Op basis van art. 21a van het Reglement van Orde van de Tweede Kamer is de commissie voor de Rijksuitgaven belast met de volgende taken:

  • de begroting- en verantwoordingsystematiek;

  • de comptabele wet- en regelgeving;

  • de grote-projectenregeling;

  • het relatiebeheer met de Algemene Rekenkamer.

Werkprogramma commissie voor de Rijksuitgaven

Om daar invulling aan te geven heeft de commissie Rijksuitgaven een werkprogramma vastgesteld voor de huidige zittingsperiode.
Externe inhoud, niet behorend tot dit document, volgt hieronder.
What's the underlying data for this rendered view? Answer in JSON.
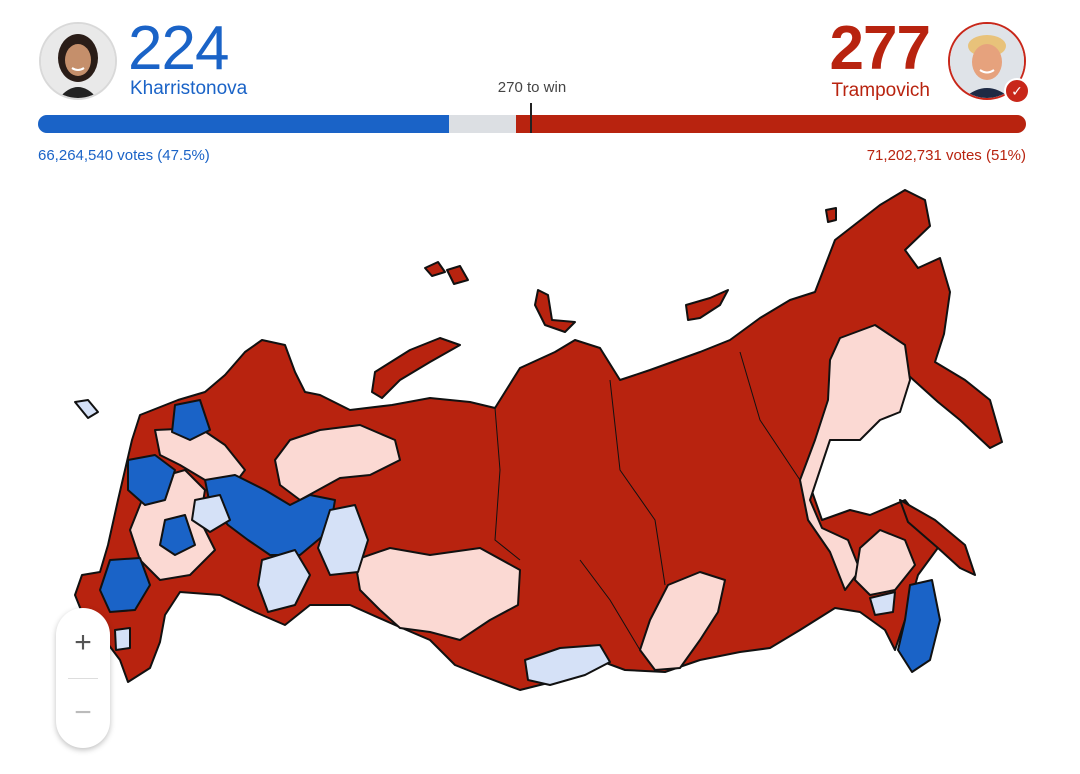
{
  "candidates": {
    "dem": {
      "name": "Kharristonova",
      "electoral_votes": "224",
      "popular": "66,264,540 votes (47.5%)",
      "color": "#1a63c7",
      "avatar_icon": "candidate-portrait-icon"
    },
    "rep": {
      "name": "Trampovich",
      "electoral_votes": "277",
      "popular": "71,202,731 votes (51%)",
      "color": "#b8230f",
      "avatar_icon": "candidate-portrait-icon",
      "winner_badge": "✓"
    }
  },
  "threshold": {
    "label": "270 to win"
  },
  "bar": {
    "dem_share": 0.416,
    "rep_share": 0.516
  },
  "map": {
    "legend_colors": {
      "strong_rep": "#b8230f",
      "lean_rep": "#fbd9d3",
      "strong_dem": "#1a63c7",
      "lean_dem": "#d5e1f7"
    }
  },
  "zoom": {
    "in_label": "+",
    "out_label": "−"
  }
}
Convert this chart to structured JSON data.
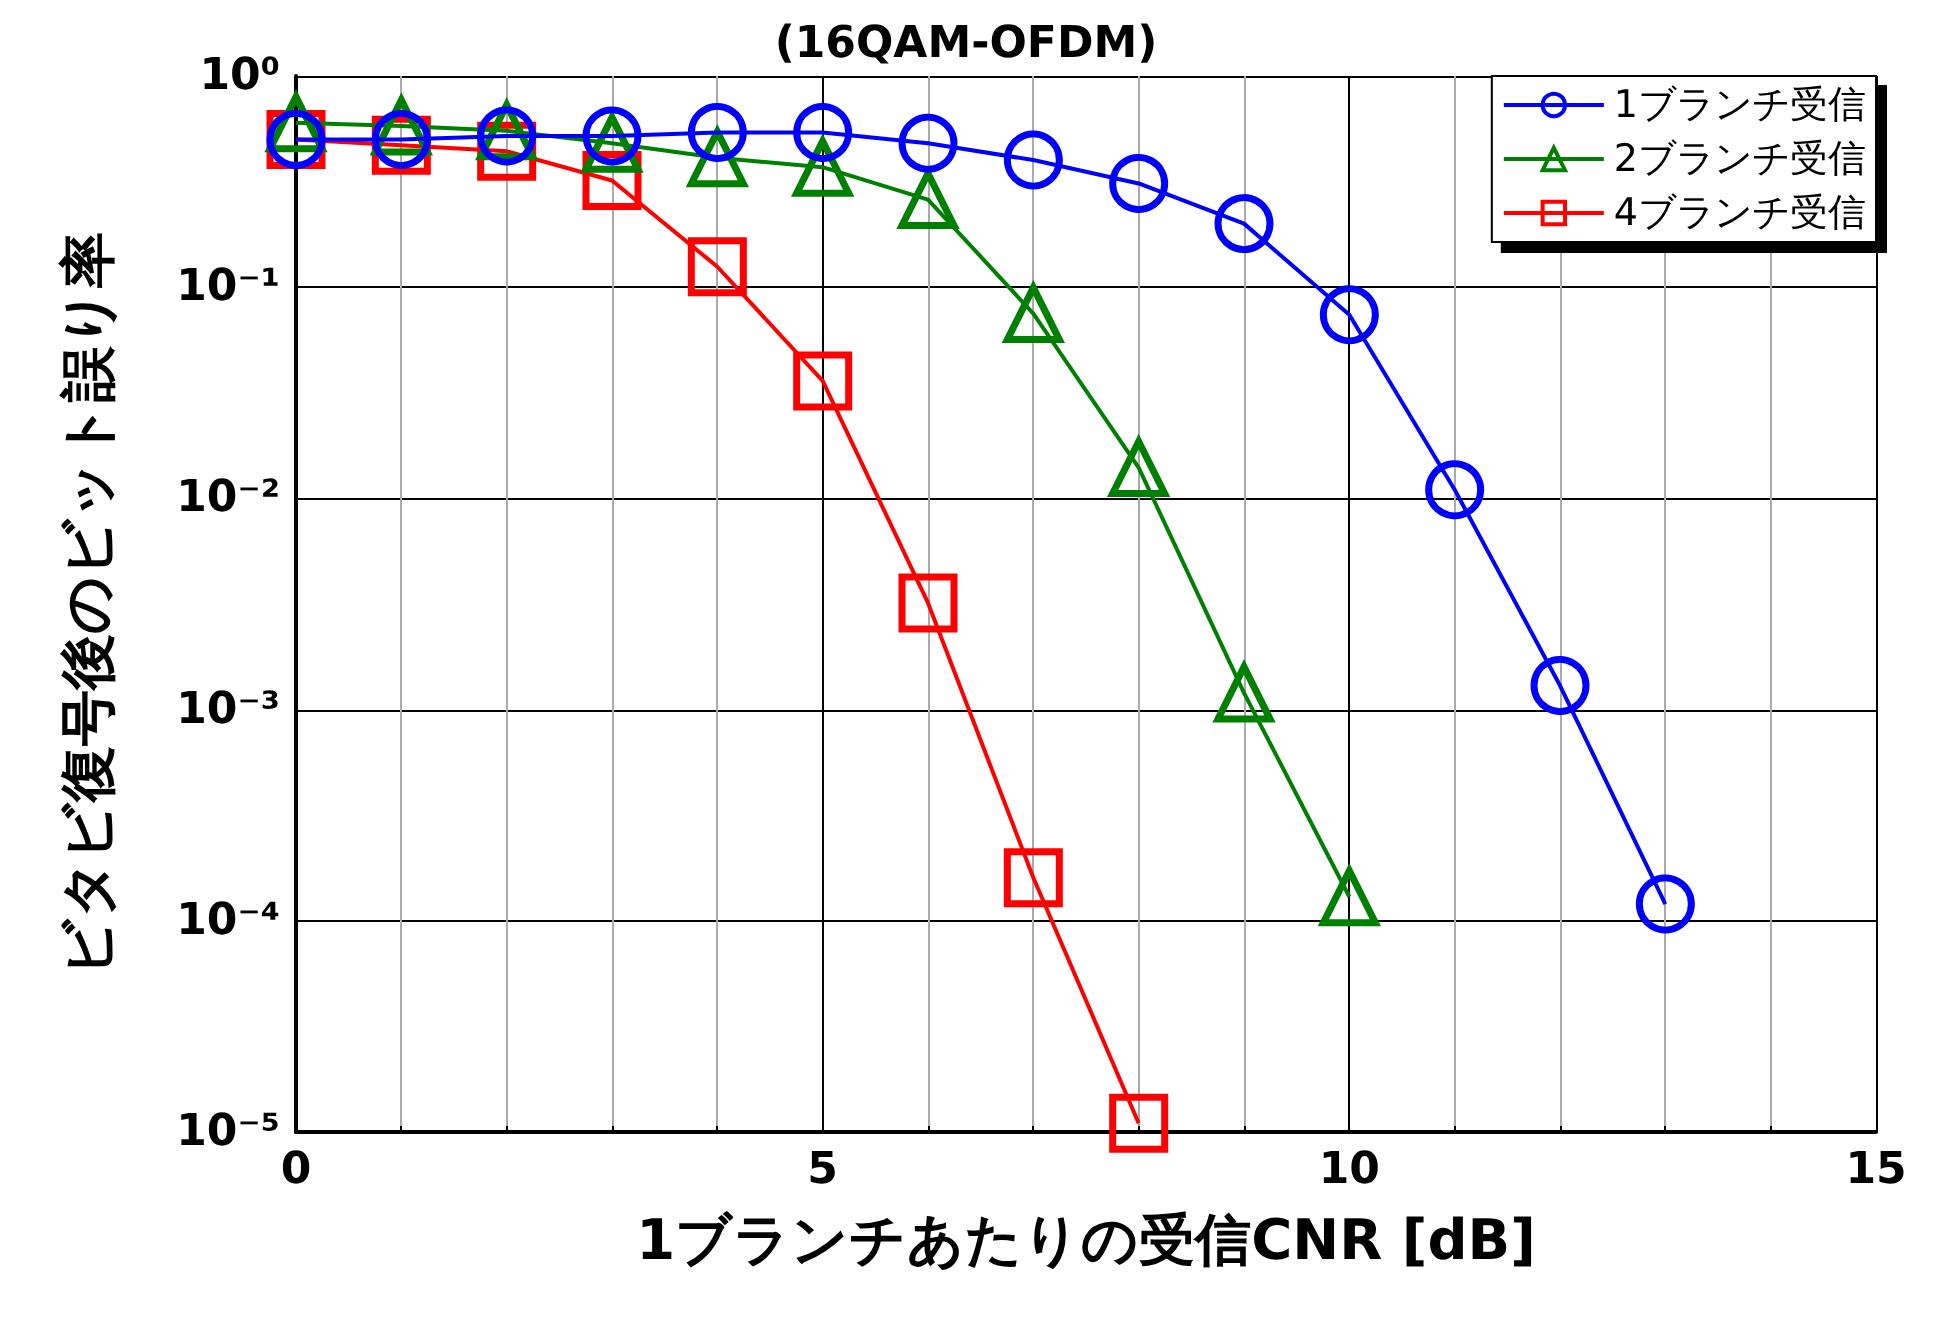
{
  "chart_data": {
    "type": "line",
    "title": "(16QAM-OFDM)",
    "xlabel": "1ブランチあたりの受信CNR [dB]",
    "ylabel": "ビタビ復号後のビット誤り率",
    "x": [
      0,
      1,
      2,
      3,
      4,
      5,
      6,
      7,
      8,
      9,
      10,
      11,
      12,
      13
    ],
    "series": [
      {
        "name": "1ブランチ受信",
        "color": "#0000ff",
        "marker": "circle",
        "values": [
          0.5,
          0.5,
          0.52,
          0.52,
          0.54,
          0.54,
          0.48,
          0.4,
          0.31,
          0.2,
          0.074,
          0.011,
          0.0013,
          0.00012
        ]
      },
      {
        "name": "2ブランチ受信",
        "color": "#008000",
        "marker": "triangle",
        "values": [
          0.6,
          0.58,
          0.55,
          0.48,
          0.41,
          0.37,
          0.26,
          0.075,
          0.014,
          0.0012,
          0.00013,
          null,
          null,
          null
        ]
      },
      {
        "name": "4ブランチ受信",
        "color": "#ff0000",
        "marker": "square",
        "values": [
          0.5,
          0.47,
          0.44,
          0.32,
          0.125,
          0.036,
          0.0032,
          0.00016,
          1.1e-05,
          null,
          null,
          null,
          null,
          null
        ]
      }
    ],
    "xlim": [
      0,
      15
    ],
    "xticks": [
      0,
      5,
      10,
      15
    ],
    "ylim": [
      1e-05,
      1
    ],
    "yticks": [
      {
        "value": 1e-05,
        "label": "10⁻⁵"
      },
      {
        "value": 0.0001,
        "label": "10⁻⁴"
      },
      {
        "value": 0.001,
        "label": "10⁻³"
      },
      {
        "value": 0.01,
        "label": "10⁻²"
      },
      {
        "value": 0.1,
        "label": "10⁻¹"
      },
      {
        "value": 1,
        "label": "10⁰"
      }
    ],
    "log": "y",
    "grid": true,
    "legend": "top right",
    "line_style": "solid"
  }
}
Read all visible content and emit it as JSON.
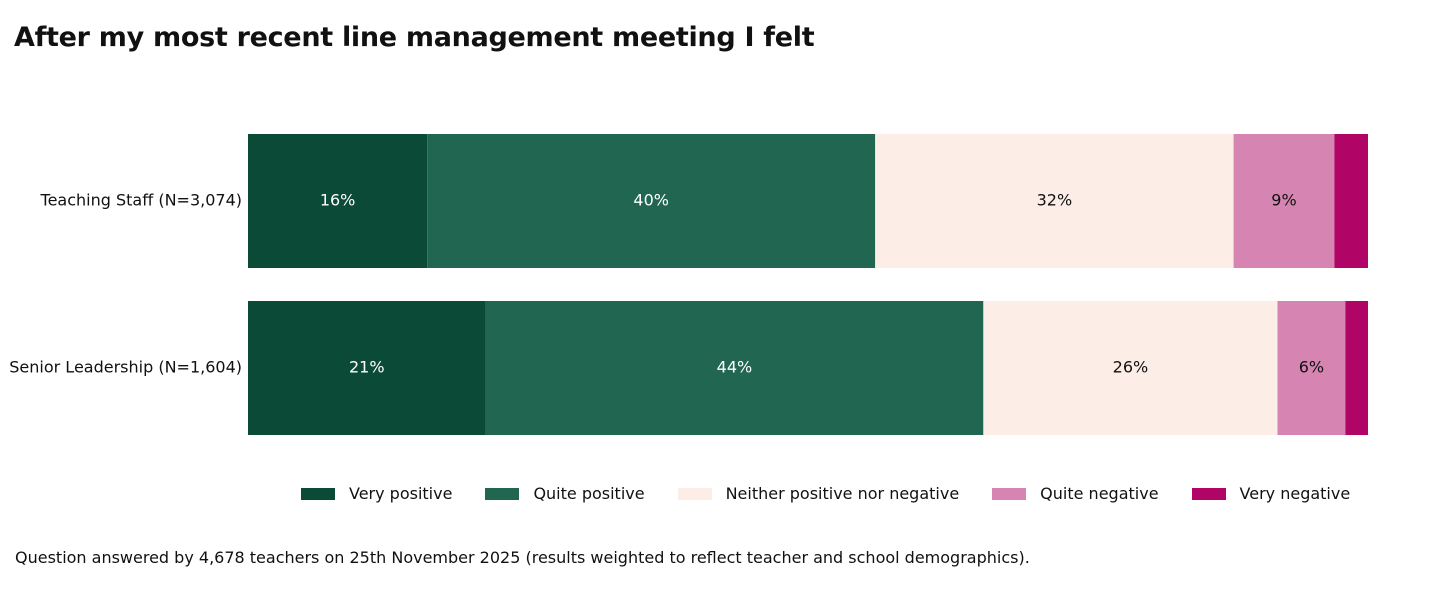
{
  "title": "After my most recent line management meeting I felt",
  "footnote": "Question answered by 4,678 teachers on 25th November 2025 (results weighted to reflect teacher and school demographics).",
  "chart_data": {
    "type": "bar",
    "orientation": "horizontal",
    "stacked": true,
    "normalized": true,
    "title": "After my most recent line management meeting I felt",
    "categories": [
      "Teaching Staff (N=3,074)",
      "Senior Leadership (N=1,604)"
    ],
    "series": [
      {
        "name": "Very positive",
        "color": "#0b4a37",
        "text_color": "#ffffff",
        "values": [
          16,
          21
        ],
        "labels": [
          "16%",
          "21%"
        ]
      },
      {
        "name": "Quite positive",
        "color": "#206650",
        "text_color": "#ffffff",
        "values": [
          40,
          44
        ],
        "labels": [
          "40%",
          "44%"
        ]
      },
      {
        "name": "Neither positive nor negative",
        "color": "#fcede6",
        "text_color": "#111111",
        "values": [
          32,
          26
        ],
        "labels": [
          "32%",
          "26%"
        ]
      },
      {
        "name": "Quite negative",
        "color": "#d685b2",
        "text_color": "#111111",
        "values": [
          9,
          6
        ],
        "labels": [
          "9%",
          "6%"
        ]
      },
      {
        "name": "Very negative",
        "color": "#b00566",
        "text_color": "#ffffff",
        "values": [
          3,
          2
        ],
        "labels": [
          "",
          ""
        ]
      }
    ],
    "xlim": [
      0,
      100
    ],
    "legend_position": "bottom"
  }
}
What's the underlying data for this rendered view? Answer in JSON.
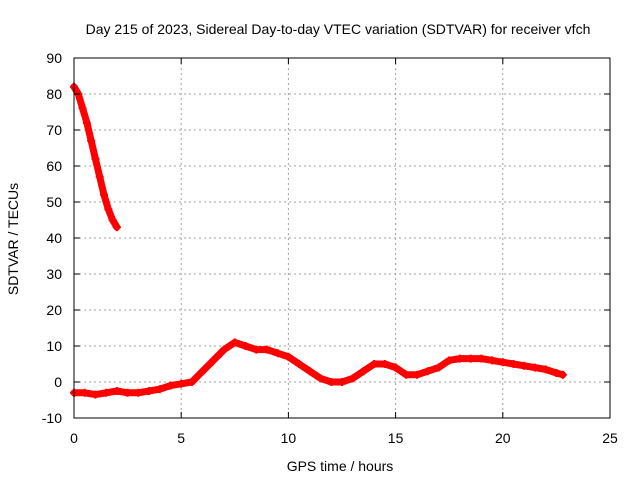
{
  "chart_data": {
    "type": "scatter",
    "title": "Day 215 of 2023, Sidereal Day-to-day VTEC variation (SDTVAR) for receiver vfch",
    "xlabel": "GPS time / hours",
    "ylabel": "SDTVAR / TECUs",
    "xlim": [
      0,
      25
    ],
    "ylim": [
      -10,
      90
    ],
    "xticks": [
      0,
      5,
      10,
      15,
      20,
      25
    ],
    "yticks": [
      -10,
      0,
      10,
      20,
      30,
      40,
      50,
      60,
      70,
      80,
      90
    ],
    "grid": true,
    "series_color": "#ff0000",
    "series": [
      {
        "name": "segment-1",
        "x": [
          0.0,
          0.2,
          0.4,
          0.6,
          0.8,
          1.0,
          1.2,
          1.4,
          1.6,
          1.8,
          2.0
        ],
        "y": [
          82,
          80,
          76,
          72,
          67,
          62,
          57,
          52,
          48,
          45,
          43
        ]
      },
      {
        "name": "segment-2",
        "x": [
          0.0,
          0.5,
          1.0,
          1.5,
          2.0,
          2.5,
          3.0,
          3.5,
          4.0,
          4.5,
          5.0,
          5.5,
          6.0,
          6.5,
          7.0,
          7.5,
          8.0,
          8.5,
          9.0,
          9.5,
          10.0,
          10.5,
          11.0,
          11.5,
          12.0,
          12.5,
          13.0,
          13.5,
          14.0,
          14.5,
          15.0,
          15.5,
          16.0,
          16.5,
          17.0,
          17.5,
          18.0,
          18.5,
          19.0,
          19.5,
          20.0,
          20.5,
          21.0,
          21.5,
          22.0,
          22.5,
          22.8
        ],
        "y": [
          -3,
          -3,
          -3.5,
          -3,
          -2.5,
          -3,
          -3,
          -2.5,
          -2,
          -1,
          -0.5,
          0,
          3,
          6,
          9,
          11,
          10,
          9,
          9,
          8,
          7,
          5,
          3,
          1,
          0,
          0,
          1,
          3,
          5,
          5,
          4,
          2,
          2,
          3,
          4,
          6,
          6.5,
          6.5,
          6.5,
          6,
          5.5,
          5,
          4.5,
          4,
          3.5,
          2.5,
          2
        ]
      }
    ]
  }
}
Voor het vergaderjaar 2015–2016 staan de volgende werkzaamheden vermeld in het werkprogramma (Kamerstuk 31 597, nr. 10):

  • I. Actieve behandeling van de rapporten van de Algemene Rekenkamer;

  • II. De Regeling Grote Projecten onafhankelijk laten evalueren;

  • III. Vaststellen van een focusonderwerp voor de verantwoording en bevorderen dat commissies daar op hun terrein nader invulling aan geven;

  • IV. De Kamer informeren over de mogelijkheden voor het behandelen van begrotingen en jaarverslagen, inclusief het doen van voorstellen om de aandacht voor Verantwoordingsdag te vergroten;

  • V. Actief bijdragen aan de verbetering van de kwaliteit van de begrotingen en jaarverslagen, bijvoorbeeld ten aanzien van (inzicht in) budgetflexibiliteit en slotwetmutaties;

  • VI. Behandeling van beleidsdoorlichtingen in commissies stimuleren;

  • VII. Adviseren over de eigen onderzoeksfunctie van de Kamer

    (NB: sinds de TenO-agenda is komen te vervallen is dit geen Rijksuitgaventaak meer);

  • VIII. (Laten) organiseren van cursussen over begroten en verantwoorden aan de Kamer;

  • IX. Versterken van het budgetrecht/actieve behandeling van de Comptabiliteitswet;

  • X. Mogelijkheden verkennen die open data kunnen bieden voor de controlerende taak van de Kamer;

  • XI. Verdieping op een aantal meer fundamentele onderwerpen die het budgetrecht en/of het comptabel bestel raken.


X Noot
1

Kamerstuk 31 597, nr. 9

X Noot
2

Kamerstuk 31 597, nr. 9

X Noot
3

Kamerstuk 31 597, nr. 9

X Noot
4

Het betrof een verzoekonderzoek aan de Algemene Rekenkamer over het handhavingsbeleid van de Belastingdienst en (mogelijkheden voor) het aanwijzen van de Investeringsagenda van de Belastingdienst als groot project.